The intention of this page is to put together the Observability Signal Guidelines which will provide the required visibility into the systems without hurting the cost aspect of the solution.
Three basic observability signals that any application emits are:
- Metrics,
- Traces and
- Logs
The general question is – When to emit what signal?
The answer lies in the intent behind the signal being emitted. What do you intend to measure with the Observability signal that you are emitting?
Below is a rule of thumb which can help answer this.
Rule of thumb:
Metrics:
If you want to measure anything as count , metrics is the best way to do it. Any question that starts as “How many ….” – metrics are a good choice.
- some example measure could be :
- number of documents process
- throughput of an application
- number of errors
- kafka lag for a topic
Note: Please be careful of not including high cardinality tags on metrics.
Traces:
If you want to measure anything as an element of time, it should be a trace signal.
- some examples:
- end to end time of a document through an app (trace)
- time taken by a part of transaction (span)
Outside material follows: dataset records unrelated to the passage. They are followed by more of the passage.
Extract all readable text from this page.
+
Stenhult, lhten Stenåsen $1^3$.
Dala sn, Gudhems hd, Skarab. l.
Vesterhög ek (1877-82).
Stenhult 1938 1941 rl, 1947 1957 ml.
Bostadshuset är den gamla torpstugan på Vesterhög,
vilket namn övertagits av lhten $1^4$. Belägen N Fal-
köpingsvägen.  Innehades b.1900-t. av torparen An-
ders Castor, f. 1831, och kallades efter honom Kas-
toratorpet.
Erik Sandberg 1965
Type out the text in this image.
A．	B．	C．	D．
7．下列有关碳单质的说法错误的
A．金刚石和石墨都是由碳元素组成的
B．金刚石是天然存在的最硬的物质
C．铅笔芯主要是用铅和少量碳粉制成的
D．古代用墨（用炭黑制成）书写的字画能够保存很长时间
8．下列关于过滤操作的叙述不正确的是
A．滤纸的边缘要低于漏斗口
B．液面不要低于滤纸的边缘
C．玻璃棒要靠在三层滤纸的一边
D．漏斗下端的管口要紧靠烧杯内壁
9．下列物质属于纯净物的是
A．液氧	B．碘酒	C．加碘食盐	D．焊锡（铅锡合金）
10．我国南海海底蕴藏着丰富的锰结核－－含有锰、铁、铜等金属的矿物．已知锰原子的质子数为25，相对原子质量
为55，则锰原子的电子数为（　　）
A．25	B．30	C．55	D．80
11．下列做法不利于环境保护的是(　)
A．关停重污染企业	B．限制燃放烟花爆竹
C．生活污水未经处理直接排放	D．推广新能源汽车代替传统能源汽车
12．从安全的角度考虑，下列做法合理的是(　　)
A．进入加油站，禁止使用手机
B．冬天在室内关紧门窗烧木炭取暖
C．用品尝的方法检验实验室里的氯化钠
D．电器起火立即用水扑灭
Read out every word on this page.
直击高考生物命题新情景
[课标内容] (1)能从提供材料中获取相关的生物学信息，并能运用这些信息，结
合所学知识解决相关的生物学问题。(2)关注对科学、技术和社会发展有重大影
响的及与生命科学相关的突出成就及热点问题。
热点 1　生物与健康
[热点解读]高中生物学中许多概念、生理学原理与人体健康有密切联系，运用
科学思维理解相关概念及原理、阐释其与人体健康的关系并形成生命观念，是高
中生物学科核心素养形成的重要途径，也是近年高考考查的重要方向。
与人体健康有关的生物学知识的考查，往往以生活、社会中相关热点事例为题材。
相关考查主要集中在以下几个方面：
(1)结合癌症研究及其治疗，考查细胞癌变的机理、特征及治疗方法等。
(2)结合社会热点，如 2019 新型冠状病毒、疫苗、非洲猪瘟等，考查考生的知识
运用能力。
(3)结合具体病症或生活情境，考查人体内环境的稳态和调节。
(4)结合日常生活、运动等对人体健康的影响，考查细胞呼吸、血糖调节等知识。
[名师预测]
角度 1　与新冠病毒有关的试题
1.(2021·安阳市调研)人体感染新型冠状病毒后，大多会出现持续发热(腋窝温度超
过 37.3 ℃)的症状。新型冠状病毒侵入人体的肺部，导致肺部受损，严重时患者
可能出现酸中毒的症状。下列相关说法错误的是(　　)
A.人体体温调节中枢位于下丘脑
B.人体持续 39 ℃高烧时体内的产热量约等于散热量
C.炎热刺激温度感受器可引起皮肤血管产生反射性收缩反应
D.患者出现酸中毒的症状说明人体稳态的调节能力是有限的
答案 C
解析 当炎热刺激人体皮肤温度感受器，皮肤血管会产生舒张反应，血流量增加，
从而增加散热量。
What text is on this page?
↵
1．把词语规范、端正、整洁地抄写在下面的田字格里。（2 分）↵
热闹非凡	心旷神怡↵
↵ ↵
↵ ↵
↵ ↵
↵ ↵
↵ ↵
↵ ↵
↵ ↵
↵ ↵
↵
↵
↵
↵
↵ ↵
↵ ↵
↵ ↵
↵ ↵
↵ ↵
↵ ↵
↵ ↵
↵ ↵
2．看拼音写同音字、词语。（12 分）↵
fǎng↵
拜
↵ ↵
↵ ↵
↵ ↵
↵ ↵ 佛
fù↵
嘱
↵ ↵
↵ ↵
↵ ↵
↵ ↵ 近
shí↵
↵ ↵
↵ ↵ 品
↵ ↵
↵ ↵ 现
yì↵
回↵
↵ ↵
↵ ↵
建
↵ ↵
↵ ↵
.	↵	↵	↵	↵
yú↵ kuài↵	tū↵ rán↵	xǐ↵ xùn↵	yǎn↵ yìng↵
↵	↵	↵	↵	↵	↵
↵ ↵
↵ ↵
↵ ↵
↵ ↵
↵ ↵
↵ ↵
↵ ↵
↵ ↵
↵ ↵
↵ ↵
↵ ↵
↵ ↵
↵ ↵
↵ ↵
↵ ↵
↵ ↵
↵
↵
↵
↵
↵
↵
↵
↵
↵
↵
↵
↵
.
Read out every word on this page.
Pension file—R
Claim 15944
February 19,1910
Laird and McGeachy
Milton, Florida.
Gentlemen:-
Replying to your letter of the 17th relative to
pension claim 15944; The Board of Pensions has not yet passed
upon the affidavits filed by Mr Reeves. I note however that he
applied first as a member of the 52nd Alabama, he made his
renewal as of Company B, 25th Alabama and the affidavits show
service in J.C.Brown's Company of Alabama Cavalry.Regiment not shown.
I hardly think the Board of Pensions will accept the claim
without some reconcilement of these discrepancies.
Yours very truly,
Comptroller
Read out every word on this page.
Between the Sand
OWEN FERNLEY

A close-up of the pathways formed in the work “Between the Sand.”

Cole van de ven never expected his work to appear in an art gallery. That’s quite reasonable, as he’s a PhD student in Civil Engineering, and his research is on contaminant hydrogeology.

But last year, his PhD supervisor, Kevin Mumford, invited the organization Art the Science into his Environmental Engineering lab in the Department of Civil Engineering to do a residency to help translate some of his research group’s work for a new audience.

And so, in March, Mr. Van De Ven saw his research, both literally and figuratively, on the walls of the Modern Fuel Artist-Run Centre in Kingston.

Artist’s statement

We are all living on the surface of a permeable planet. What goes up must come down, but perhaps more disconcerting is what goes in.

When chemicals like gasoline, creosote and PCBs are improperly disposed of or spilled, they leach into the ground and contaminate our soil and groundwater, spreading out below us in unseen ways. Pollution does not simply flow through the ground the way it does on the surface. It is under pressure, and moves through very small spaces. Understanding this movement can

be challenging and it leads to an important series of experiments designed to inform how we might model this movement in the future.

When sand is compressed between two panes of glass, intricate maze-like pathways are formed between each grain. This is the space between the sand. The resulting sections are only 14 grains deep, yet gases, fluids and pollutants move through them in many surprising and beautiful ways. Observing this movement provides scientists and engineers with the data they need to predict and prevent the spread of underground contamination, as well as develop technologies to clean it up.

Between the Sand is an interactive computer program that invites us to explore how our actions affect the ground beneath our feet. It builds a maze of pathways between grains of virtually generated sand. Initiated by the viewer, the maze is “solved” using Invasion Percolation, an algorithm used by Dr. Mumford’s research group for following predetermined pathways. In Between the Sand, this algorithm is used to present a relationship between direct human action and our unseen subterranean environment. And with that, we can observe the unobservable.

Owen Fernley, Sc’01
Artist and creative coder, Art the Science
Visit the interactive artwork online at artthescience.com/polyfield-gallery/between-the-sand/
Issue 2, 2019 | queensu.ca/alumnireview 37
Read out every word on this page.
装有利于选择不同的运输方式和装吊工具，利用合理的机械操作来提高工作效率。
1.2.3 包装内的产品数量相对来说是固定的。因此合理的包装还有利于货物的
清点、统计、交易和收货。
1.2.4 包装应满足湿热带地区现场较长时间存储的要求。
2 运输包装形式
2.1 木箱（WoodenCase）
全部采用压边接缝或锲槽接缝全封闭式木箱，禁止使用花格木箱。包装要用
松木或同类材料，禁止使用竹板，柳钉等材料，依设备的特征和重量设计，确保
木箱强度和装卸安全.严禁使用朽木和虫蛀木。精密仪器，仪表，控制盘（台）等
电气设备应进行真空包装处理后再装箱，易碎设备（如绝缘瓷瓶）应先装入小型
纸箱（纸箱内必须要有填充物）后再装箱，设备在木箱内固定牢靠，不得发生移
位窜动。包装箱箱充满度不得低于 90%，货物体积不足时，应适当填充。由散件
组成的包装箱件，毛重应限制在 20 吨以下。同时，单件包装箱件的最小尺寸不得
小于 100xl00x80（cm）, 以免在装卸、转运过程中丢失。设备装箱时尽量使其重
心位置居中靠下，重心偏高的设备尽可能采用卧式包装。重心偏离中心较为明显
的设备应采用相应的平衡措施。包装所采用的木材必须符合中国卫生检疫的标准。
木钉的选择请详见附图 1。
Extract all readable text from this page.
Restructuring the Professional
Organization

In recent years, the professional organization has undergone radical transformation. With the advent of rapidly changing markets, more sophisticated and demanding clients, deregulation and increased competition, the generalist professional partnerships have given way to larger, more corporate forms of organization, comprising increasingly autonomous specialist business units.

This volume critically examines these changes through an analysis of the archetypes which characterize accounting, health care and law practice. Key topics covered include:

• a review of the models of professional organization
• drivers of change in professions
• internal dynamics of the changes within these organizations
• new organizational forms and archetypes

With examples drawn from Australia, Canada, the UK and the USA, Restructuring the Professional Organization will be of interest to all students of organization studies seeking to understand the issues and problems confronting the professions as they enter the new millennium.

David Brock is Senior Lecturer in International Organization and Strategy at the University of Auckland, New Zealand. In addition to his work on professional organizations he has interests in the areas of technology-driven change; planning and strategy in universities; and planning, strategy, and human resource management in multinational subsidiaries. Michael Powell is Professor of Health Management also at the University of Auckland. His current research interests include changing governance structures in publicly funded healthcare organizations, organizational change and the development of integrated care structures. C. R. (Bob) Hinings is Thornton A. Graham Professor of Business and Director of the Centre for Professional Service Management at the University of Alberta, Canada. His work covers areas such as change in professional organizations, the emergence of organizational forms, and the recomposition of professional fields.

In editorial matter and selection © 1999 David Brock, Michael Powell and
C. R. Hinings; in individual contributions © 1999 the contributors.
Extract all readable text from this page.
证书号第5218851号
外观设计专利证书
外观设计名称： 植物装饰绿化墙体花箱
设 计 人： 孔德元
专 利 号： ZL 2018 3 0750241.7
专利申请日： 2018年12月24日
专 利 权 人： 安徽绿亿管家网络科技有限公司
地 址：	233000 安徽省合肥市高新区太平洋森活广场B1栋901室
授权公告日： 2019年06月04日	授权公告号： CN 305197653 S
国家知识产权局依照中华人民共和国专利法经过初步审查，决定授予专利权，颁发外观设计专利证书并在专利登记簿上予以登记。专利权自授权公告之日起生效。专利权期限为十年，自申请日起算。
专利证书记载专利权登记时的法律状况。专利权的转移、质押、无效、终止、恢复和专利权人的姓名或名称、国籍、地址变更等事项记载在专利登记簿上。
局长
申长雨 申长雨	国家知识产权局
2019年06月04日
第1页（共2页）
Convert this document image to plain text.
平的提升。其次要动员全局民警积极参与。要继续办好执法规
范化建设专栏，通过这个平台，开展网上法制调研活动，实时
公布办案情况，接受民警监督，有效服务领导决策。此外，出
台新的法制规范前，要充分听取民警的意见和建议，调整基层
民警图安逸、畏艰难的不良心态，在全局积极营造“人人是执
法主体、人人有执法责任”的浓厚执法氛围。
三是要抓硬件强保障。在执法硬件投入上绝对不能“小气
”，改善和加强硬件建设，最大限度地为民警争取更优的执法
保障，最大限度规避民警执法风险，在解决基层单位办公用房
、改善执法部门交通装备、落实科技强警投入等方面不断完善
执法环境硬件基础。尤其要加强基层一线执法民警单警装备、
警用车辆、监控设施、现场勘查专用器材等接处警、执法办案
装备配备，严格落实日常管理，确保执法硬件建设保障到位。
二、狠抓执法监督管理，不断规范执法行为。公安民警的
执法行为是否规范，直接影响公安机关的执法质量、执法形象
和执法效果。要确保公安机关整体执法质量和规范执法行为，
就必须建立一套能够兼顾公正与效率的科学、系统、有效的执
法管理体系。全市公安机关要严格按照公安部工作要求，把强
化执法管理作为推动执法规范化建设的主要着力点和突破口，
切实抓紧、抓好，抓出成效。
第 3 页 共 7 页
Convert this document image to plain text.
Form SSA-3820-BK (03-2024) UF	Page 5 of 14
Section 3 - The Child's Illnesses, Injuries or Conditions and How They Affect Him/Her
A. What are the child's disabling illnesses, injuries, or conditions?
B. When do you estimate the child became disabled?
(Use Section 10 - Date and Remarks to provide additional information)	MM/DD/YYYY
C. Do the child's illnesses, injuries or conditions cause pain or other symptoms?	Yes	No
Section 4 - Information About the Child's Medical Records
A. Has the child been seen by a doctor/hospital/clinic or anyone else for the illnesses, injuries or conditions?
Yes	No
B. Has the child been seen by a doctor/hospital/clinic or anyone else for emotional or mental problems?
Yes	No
- anything that needs high cardinality tags
Note: Traces are sampled. But sampling is not a bad thing. With time as a unit of measure in traces/span, trace will show when something is slow, but might miss the peak (max) values by a small margin.
Below Graph shows that sampling will not miss indicating the slowness seen in latencies.

Logs:
If you want to emit signals of high cardinality and don’t want it sampled, logs are your friends. The definition of high cardinality could be documentId, gcid etc, where we are measuring things at the smallest entity.
- some example:
- time taken for processing per request-id
- tracking the flow path of a request with attributes like request-id, attachment types etc.
Logs have a few advantages as observability signals:
- with custom-sdk (or Otel-sdk), you can emit logs with least boiler plate code.
- with logs being structured via an sdk, there is scope for building post processors on top of logs
- AI capabilities are planned on top of logs, if they are emitted via an sdk.
Emitting logs is debug mode for a long duration of time is not the definition of high-cardinality and should be avoided.
Below is a summary table on when to emit what Observability signal:
| Signal | When to use? | Retention |
|---|---|---|
| Metric | On measuring count signal | Long (few months) |
| Trace | On measuring time signal | Short (few weeks) |
| Log | On measuring high cardinality and non-sampled signal | Super short (few days) |
If you notice closely, as the attributes on an O11y-signal increases (tags/metadata associated with a signal), it becomes more useful when getting to know the state of the system. But also, at the same time, it increases the cost of that O11y-signal.
So, it is a natural effect that retention of an O11y-signal decreases as the cardinality of its metadata increase.
This has magically worked well as it doesn’t compromise on context of a O11y-signal (attributes/tags etc), at the same time takes care of cost aspect.